Attention, film rare. Rare, non seulement parce qu’il est diffusé dans une poignée de salles, mais aussi par son propos. Et à l’heure où en France on brandit la sacro-sainte famille comme un étendard et on met au pilori la théorie du genre, un film américain sur une famille homoparentale on ne peut plus normale a de quoi être anachronique.
Car ici, on suit la vie quotidienne de Joey et Cody et de leur fils Chip (dit Chipmunk). Entre le travail, les courses, les goûters d’anniversaire, les fêtes en famille. Rien de passionnant de prime abord. Cette famille semble si naturellement soudée qu’à aucun moment (ou presque, on a quand même de bons yeux), on ne réalise qu’il s’agit d’un couple d’hommes. Il faut qu’un drame survienne pour que toute la portée d’In the Family prenne son envol. Cody, le père biologique de Chip décède suite à un accident de voiture. Et voici Joey et Chip seuls au monde, se consolant l’un l’autre de la perte de l’être qui leur était le plus cher. Mais ce ne sont que les prémices de leurs mésaventures : Eileen, la sœur de Cody, devient la tutrice légale de Chip et l’enfant passe désormais des bras de celui qu’il surnomme « Papou » à celui de sa tante. Et pour couronner le tout, Joey reçoit une injonction de la police lui interdisant de s’approcher de son ex-belle-famille, qui était pourtant si bienveillante à son égard.

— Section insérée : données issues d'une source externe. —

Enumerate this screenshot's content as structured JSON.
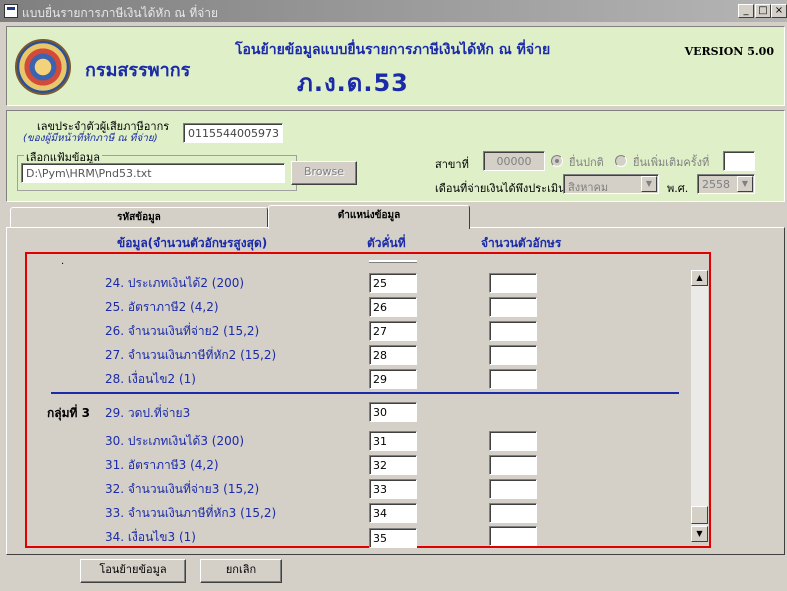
{
  "window": {
    "title": "แบบยื่นรายการภาษีเงินได้หัก ณ ที่จ่าย",
    "minimize": "_",
    "maximize": "□",
    "close": "×"
  },
  "header": {
    "org_name": "กรมสรรพากร",
    "title": "โอนย้ายข้อมูลแบบยื่นรายการภาษีเงินได้หัก ณ ที่จ่าย",
    "form_code": "ภ.ง.ด.53",
    "version": "VERSION 5.00"
  },
  "info": {
    "taxid_label": "เลขประจำตัวผู้เสียภาษีอากร",
    "taxid_sublabel": "(ของผู้มีหน้าที่หักภาษี ณ ที่จ่าย)",
    "taxid_value": "0115544005973",
    "file_group_label": "เลือกแฟ้มข้อมูล",
    "file_path": "D:\\Pym\\HRM\\Pnd53.txt",
    "browse_label": "Browse",
    "branch_label": "สาขาที่",
    "branch_value": "00000",
    "radio_normal": "ยื่นปกติ",
    "radio_additional": "ยื่นเพิ่มเติมครั้งที่",
    "additional_value": "",
    "month_label": "เดือนที่จ่ายเงินได้พึงประเมิน",
    "month_value": "สิงหาคม",
    "year_label": "พ.ศ.",
    "year_value": "2558"
  },
  "tabs": [
    {
      "label": "รหัสข้อมูล"
    },
    {
      "label": "ตำแหน่งข้อมูล"
    }
  ],
  "columns": {
    "data": "ข้อมูล(จำนวนตัวอักษรสูงสุด)",
    "position": "ตัวคั่นที่",
    "length": "จำนวนตัวอักษร"
  },
  "rows": [
    {
      "label": "24. ประเภทเงินได้2 (200)",
      "position": "25",
      "length": ""
    },
    {
      "label": "25. อัตราภาษี2 (4,2)",
      "position": "26",
      "length": ""
    },
    {
      "label": "26. จำนวนเงินที่จ่าย2 (15,2)",
      "position": "27",
      "length": ""
    },
    {
      "label": "27. จำนวนเงินภาษีที่หัก2 (15,2)",
      "position": "28",
      "length": ""
    },
    {
      "label": "28. เงื่อนไข2 (1)",
      "position": "29",
      "length": ""
    },
    {
      "label": "29. วดป.ที่จ่าย3",
      "position": "30",
      "length": ""
    },
    {
      "label": "30. ประเภทเงินได้3 (200)",
      "position": "31",
      "length": ""
    },
    {
      "label": "31. อัตราภาษี3 (4,2)",
      "position": "32",
      "length": ""
    },
    {
      "label": "32. จำนวนเงินที่จ่าย3 (15,2)",
      "position": "33",
      "length": ""
    },
    {
      "label": "33. จำนวนเงินภาษีที่หัก3 (15,2)",
      "position": "34",
      "length": ""
    },
    {
      "label": "34. เงื่อนไข3 (1)",
      "position": "35",
      "length": ""
    }
  ],
  "group3_label": "กลุ่มที่ 3",
  "buttons": {
    "transfer": "โอนย้ายข้อมูล",
    "cancel": "ยกเลิก"
  }
}
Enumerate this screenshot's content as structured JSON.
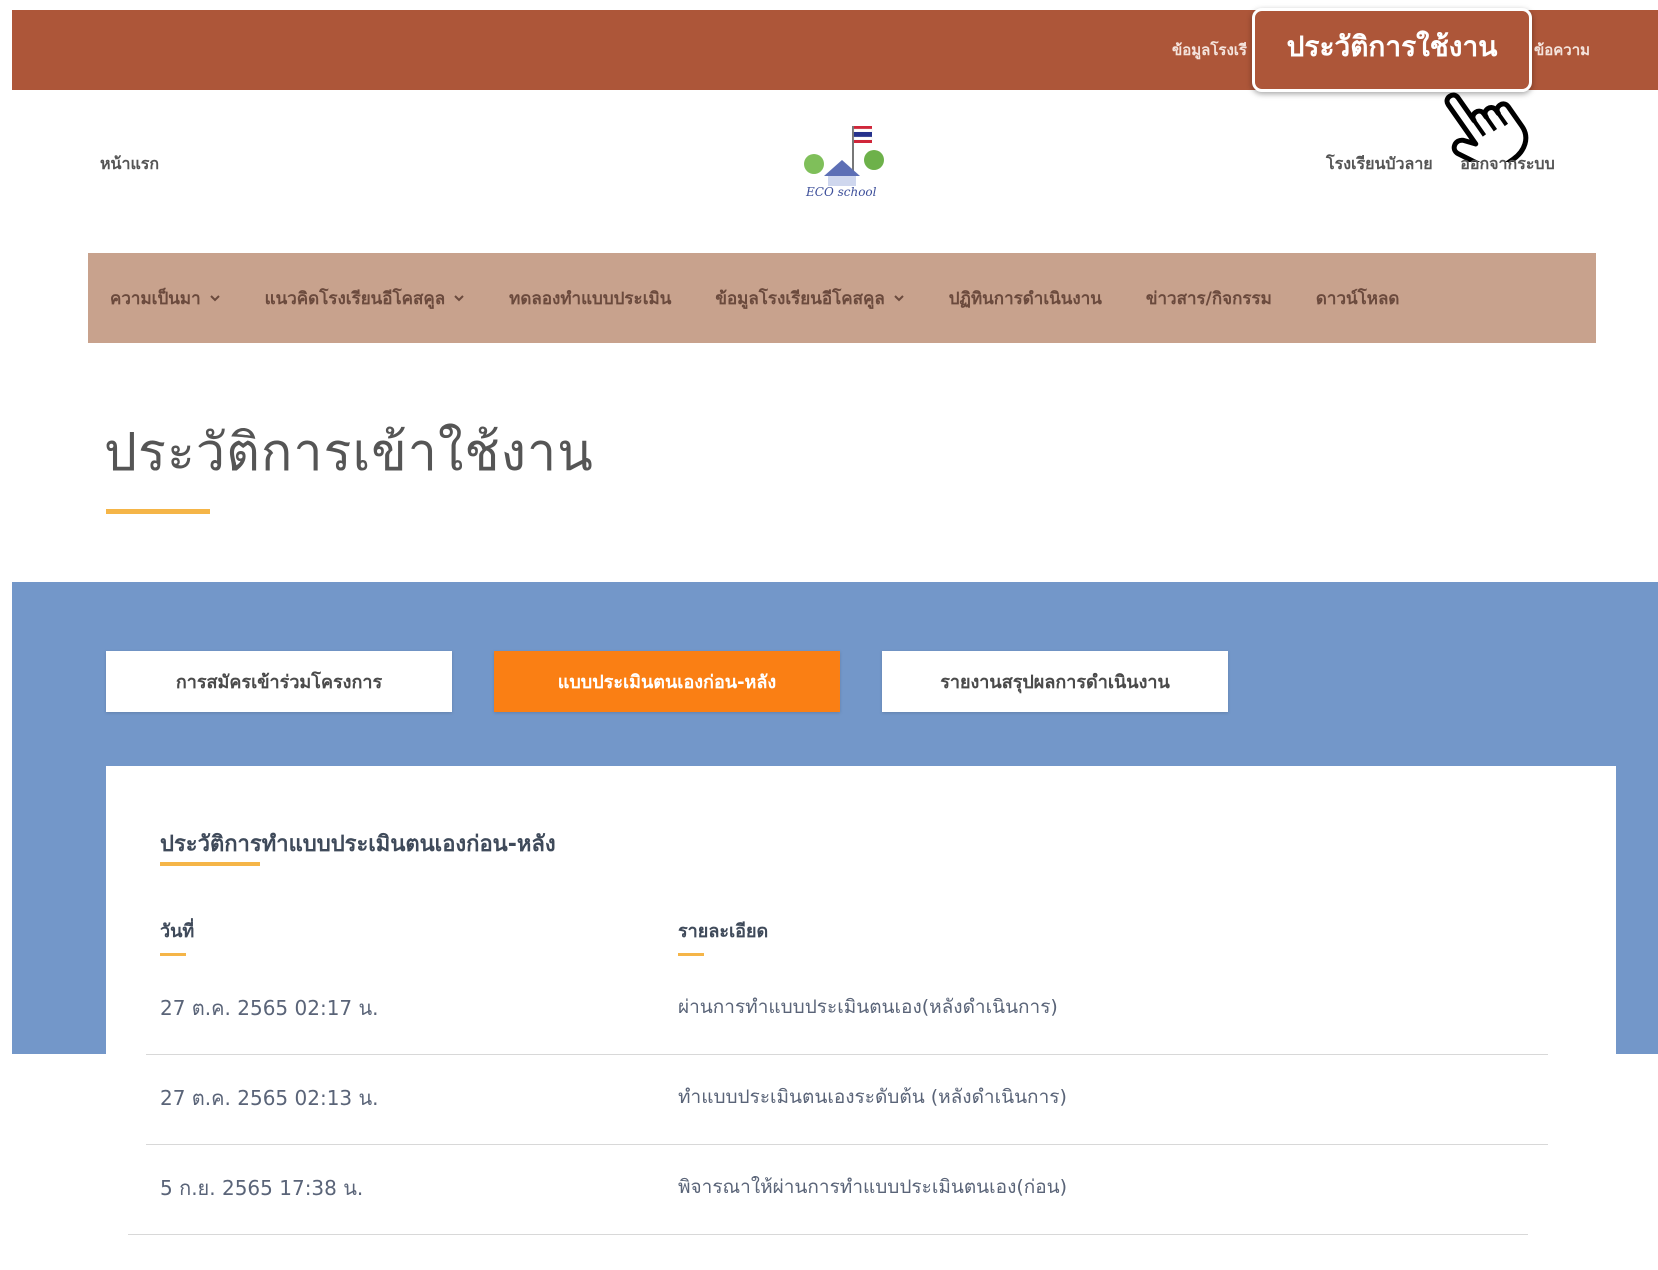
{
  "topbar": {
    "school_info_partial": "ข้อมูลโรงเรี",
    "message_partial": "ข้อความ",
    "highlight_label": "ประวัติการใช้งาน"
  },
  "header": {
    "home": "หน้าแรก",
    "school_name": "โรงเรียนบัวลาย",
    "logout": "ออกจากระบบ",
    "logo_text": "ECO school"
  },
  "nav": {
    "items": [
      {
        "label": "ความเป็นมา",
        "has_dropdown": true
      },
      {
        "label": "แนวคิดโรงเรียนอีโคสคูล",
        "has_dropdown": true
      },
      {
        "label": "ทดลองทำแบบประเมิน",
        "has_dropdown": false
      },
      {
        "label": "ข้อมูลโรงเรียนอีโคสคูล",
        "has_dropdown": true
      },
      {
        "label": "ปฏิทินการดำเนินงาน",
        "has_dropdown": false
      },
      {
        "label": "ข่าวสาร/กิจกรรม",
        "has_dropdown": false
      },
      {
        "label": "ดาวน์โหลด",
        "has_dropdown": false
      }
    ]
  },
  "page": {
    "title": "ประวัติการเข้าใช้งาน"
  },
  "tabs": [
    {
      "label": "การสมัครเข้าร่วมโครงการ",
      "active": false
    },
    {
      "label": "แบบประเมินตนเองก่อน-หลัง",
      "active": true
    },
    {
      "label": "รายงานสรุปผลการดำเนินงาน",
      "active": false
    }
  ],
  "history": {
    "section_title": "ประวัติการทำแบบประเมินตนเองก่อน-หลัง",
    "columns": {
      "date": "วันที่",
      "detail": "รายละเอียด"
    },
    "rows": [
      {
        "date": "27 ต.ค. 2565 02:17 น.",
        "detail": "ผ่านการทำแบบประเมินตนเอง(หลังดำเนินการ)"
      },
      {
        "date": "27 ต.ค. 2565 02:13 น.",
        "detail": "ทำแบบประเมินตนเองระดับต้น (หลังดำเนินการ)"
      },
      {
        "date": "5 ก.ย. 2565 17:38 น.",
        "detail": "พิจารณาให้ผ่านการทำแบบประเมินตนเอง(ก่อน)"
      }
    ]
  },
  "colors": {
    "topbar": "#ad5639",
    "nav": "#c8a28d",
    "blue_band": "#7397c9",
    "active_tab": "#fa7f14",
    "accent_underline": "#f5b548"
  },
  "icons": {
    "cursor": "pointing-hand-icon",
    "dropdown": "chevron-down-icon",
    "logo": "eco-school-logo-icon"
  }
}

Le film, de chronique familiale, se mue en film de procès, Joey tentant de gagner la garde de celui qu’il a élevé comme son fils, alors que la loi ne le reconnaît pas comme père… Patrick Wang, également acteur principal, après avoir observé de nombreuses familles homoparentales dont les droits sont peu protégés aux Etats-Unis, s’est décidé à réaliser ce premier film pour montrer une réalité pourtant évidente : un couple homosexuel peut très bien élever un enfant sans que celui-ci n’en soit perturbé, bien au contraire. Et pour ce faire, il a usé de délicatesse, de subtilité et de juste dosage des émotions. Le film n’est jamais lacrymal et évite toute scène qui pourrait en être potentiellement chargée. A aucun moment, pour montrer la normalité de la situation, le mot « homosexuel » (une insulte encore ici bas) n’est susurré. Tous admettent le couple Cody/Joey comme une évidence. Et le thème du film devient alors non seulement l’amour filial (ce ne sont pas les liens du sang qui prévalent, en démontre Joey, lui-même adopté), mais l’intérêt de l’enfant (ainsi que le statut du beau-parent) : vaut-il mieux être élevé par un père homosexuel qui vous aime et que vous aimez, même s’il n’est pas votre parent biologique ou par une famille qui ne connaît pas jusqu’à votre groupe sanguin ?
In the Family dure certes 2h50, mais ces dernières passent en un éclair. Entre scènes du quotidien où tous se retrouvent, flashbacks pour montrer comment l’histoire d’amour entre deux personnes qui n’y étaient pas destinées a pu voir le jour et incroyable scène finale à huis clos judiciaire où Joey tente d’argumenter son amour pour son fils, le film donne envie d’aimer, universellement. Que l’on soit homo ou hétéro, tout le monde peut s’y retrouver et le cœur serré, espérer que la justice, cette fois-ci, ne fera pas pencher la balance du mauvais côté. Un film non seulement rare : une œuvre indispensable.
In the Family de et avec Patrick Wang, avec aussi Sebastian Brodziak, Trevor St. John, Lisa Altomare… Etats-Unis, 2013. Sortie le 19 novembre 2014.